本次美国代写是一个R数据建模的Project，需要生成报告

**Project Report Specifications:**

These problems are deliberately open-ended. In some cases there may be several “correct” answers. Take care

to report on your methods and present your findings in a clear and concise manner, with the goal to inform and

convince me of your results. Include the necessary plots, tests, diagnostics, and model probabilities to illustrate

and support your conclusions. Annotate your results with prose. Plots, code, and output without explanation

in well-organized plain English will not be marked.
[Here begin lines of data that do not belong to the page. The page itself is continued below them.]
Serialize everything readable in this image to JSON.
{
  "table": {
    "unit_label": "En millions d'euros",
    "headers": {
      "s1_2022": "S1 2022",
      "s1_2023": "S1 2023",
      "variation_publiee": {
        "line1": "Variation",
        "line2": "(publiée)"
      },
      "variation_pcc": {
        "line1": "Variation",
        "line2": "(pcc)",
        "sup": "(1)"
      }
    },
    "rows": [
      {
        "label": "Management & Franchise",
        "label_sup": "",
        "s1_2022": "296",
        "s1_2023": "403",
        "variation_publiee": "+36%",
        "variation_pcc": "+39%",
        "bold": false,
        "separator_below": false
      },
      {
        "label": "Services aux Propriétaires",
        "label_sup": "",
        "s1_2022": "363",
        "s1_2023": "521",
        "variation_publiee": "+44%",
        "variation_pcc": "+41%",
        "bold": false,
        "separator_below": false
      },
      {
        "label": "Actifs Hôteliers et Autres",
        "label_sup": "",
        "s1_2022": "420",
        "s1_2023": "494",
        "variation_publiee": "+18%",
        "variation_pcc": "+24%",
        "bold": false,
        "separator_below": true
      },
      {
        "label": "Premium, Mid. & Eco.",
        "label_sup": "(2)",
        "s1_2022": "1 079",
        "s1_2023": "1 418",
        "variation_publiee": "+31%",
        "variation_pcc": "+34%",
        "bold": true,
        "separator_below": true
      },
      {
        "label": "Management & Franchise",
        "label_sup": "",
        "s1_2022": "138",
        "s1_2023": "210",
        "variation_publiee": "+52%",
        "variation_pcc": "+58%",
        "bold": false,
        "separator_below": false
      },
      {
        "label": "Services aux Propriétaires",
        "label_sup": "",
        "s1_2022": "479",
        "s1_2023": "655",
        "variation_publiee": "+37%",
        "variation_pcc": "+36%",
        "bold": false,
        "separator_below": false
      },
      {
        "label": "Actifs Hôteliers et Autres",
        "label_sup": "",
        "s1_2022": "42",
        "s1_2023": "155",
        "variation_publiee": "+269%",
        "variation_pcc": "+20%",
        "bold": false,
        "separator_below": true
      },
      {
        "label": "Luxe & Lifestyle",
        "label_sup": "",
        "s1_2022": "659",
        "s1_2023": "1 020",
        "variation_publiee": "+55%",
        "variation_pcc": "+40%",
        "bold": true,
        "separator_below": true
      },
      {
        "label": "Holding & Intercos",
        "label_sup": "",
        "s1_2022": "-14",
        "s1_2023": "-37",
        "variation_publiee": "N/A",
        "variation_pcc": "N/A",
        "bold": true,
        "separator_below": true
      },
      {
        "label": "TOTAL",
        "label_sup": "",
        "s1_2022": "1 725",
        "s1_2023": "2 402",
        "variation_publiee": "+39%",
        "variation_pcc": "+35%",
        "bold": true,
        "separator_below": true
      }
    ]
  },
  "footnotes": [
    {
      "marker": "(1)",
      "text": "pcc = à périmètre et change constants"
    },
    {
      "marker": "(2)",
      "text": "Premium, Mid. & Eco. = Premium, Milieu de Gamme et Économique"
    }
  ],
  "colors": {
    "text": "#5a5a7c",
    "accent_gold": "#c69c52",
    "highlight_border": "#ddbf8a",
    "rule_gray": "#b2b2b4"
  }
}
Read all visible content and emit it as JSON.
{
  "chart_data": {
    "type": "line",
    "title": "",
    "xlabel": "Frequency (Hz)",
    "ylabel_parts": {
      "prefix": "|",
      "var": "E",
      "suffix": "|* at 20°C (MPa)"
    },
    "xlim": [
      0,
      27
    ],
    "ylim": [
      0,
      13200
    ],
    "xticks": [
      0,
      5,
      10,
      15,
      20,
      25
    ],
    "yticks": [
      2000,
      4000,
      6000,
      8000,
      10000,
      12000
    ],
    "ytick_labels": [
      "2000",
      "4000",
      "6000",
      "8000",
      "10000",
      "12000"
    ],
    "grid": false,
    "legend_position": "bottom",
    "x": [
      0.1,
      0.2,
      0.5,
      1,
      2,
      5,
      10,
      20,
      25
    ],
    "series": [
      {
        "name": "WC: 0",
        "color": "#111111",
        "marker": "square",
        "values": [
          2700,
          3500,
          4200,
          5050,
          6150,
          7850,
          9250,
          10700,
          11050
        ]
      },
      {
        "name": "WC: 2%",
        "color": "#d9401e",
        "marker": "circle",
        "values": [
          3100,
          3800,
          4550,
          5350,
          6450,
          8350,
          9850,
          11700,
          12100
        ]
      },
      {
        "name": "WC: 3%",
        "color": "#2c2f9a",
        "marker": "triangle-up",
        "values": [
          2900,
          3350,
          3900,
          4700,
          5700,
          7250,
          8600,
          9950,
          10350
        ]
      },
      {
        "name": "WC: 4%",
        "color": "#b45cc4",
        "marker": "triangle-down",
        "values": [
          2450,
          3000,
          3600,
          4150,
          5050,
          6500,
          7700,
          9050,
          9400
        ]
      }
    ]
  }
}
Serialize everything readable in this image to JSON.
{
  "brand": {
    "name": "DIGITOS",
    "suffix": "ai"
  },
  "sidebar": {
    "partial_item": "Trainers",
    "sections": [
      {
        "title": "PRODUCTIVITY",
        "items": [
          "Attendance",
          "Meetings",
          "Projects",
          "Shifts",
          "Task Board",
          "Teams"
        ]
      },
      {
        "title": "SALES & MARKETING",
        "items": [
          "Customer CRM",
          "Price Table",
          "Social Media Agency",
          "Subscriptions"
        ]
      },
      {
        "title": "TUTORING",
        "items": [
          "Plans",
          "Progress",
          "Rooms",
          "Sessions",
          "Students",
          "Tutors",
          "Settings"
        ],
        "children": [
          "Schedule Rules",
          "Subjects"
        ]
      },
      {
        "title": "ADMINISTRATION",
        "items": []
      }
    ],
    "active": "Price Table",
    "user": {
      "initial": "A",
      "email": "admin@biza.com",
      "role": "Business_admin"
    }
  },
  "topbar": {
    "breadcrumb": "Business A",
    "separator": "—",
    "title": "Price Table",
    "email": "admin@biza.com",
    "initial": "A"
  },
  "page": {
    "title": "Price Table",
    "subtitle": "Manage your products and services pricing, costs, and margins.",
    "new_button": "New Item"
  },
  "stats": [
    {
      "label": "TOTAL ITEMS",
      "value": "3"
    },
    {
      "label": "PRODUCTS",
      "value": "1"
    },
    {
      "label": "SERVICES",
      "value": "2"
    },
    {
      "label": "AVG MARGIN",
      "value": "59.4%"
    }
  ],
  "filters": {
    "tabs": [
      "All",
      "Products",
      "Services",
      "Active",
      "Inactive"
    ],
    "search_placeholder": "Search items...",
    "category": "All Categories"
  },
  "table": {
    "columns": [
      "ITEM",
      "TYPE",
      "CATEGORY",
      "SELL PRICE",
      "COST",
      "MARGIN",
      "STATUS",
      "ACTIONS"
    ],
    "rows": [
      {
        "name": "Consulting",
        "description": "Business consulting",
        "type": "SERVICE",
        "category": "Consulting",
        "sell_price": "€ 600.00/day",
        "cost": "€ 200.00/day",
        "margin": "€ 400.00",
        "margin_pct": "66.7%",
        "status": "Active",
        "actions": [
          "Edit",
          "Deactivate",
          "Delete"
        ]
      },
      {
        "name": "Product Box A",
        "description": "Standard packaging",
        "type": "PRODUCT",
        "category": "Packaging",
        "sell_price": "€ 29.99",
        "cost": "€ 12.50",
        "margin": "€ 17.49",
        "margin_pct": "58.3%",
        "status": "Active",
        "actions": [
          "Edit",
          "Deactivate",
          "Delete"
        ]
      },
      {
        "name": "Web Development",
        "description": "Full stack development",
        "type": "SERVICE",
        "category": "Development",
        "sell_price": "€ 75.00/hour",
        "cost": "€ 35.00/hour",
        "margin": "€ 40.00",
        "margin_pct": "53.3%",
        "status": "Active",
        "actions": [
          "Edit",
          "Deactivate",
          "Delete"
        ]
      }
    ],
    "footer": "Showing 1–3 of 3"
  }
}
For each problem be sure to include the following sections

**1. Summary/Introduction**

Briefly must outline the problem context, questions of interest, the source or sources of the data, the

highlights of your analysis, and a brief summary of the final conclusions (e.g., forecasting accuracy).

**2. Data Analysis (not just computer output)**

The data analysis section summarizes how you have applied the methodologies taught in this course to

the data in order to address the basic questions of interest. You need to postulate and to justify your

modeling choices. You must provide a thorough analysis of you data and model, including a discussion

on the need for transformations or not, your choice of modeling approach, assessment of goodness-of

fit/regression diagnostics, etc. You should also compare models corresponding to different hypotheses

about your system and assess the predictive ability of your model. If you choose to use the step

function, you must also build at least one model that corresponds to an a priori hypothesis and explain

how the model corresponds to the hypothesis. You should present computer output and/or appropriate

plots as tables and/or figures if the narrative justifies such inclusions. Points will be deducted if all

necessary plots are at the end of the report not within the narrative.

**3. Conclusions**

The conclusions section takes the results of the data analysis section and applies them to the basic ques

tions of interest (the research questions). Typically, this section is less than a page, but there are occasions

that warrant a more thorough discussion.

Students should complete ONE of the following questions.

**1 Dengue Incidence**

The data for this question consist of time series of dengue case counts for two cities (Iquitos, Peru or San Juan,

Puerto Rico) together with environmental and other covariate information for each location across a number of

transmission seasons. There are two data files, combined iquitos.csv and combined sanjuan.csv,

one for each city. Detailed descriptions of the data are available on the course website and at:

http://dengueforecasting.noaa.gov/.

To operate effectively, health departments must be able to predict weekly cases, as this will correspond to

hospital demand and resources. Your task is to provide a fitted model for forecasting weekly total dengue cases

in ONE of the two cities using tools from this class (you may not use additional packages without express

consent from Dr. Johnson). You should divide your data into training and testing sets. Specifically, reserve the

final season as a testing set, and all other seasons for training. Comment on the accuracy of your forecaster

with particular focus on peak incidence – both when it peak occurs and its height – within the training data

set. You may try more than one model and compare their performs. Then use your fitted model(s) to create a

forecast for the first week of the last dengue season, i.e., for the week following the last week in the training

data. Be sure to include uncertainty estimates (e.g., a CI). Finally, describe a method for obtain forecasts (and

uncertainties) for season week 4 of the testing data set (remember you have not yet observed the weather, etc

in the future!). Be sure to include how you would estimate any predictors and quantify the uncertainty in your

prediction.

Extra Credit: Implement your method to provide estimates and accompanying uncertainties for season week

4 of your testing data. Compare your predictions to the real values. How do you do? Then create predictions

(with uncertainties for every) 4th week within the season, i.e., add predictions for weeks 8, 12, 16, 20, 24, 28,

32, 36, 40, 44, and 48 in the testing set using only data through week 4. What is your prediction for the week

with the most cases. How does it compare to the real peak week?

HINT: Remember, you can only use data from the past to predict the future! This means that if you use an

environmental (or other) covariate to predict cases, you will also have to predict that covariate into the future!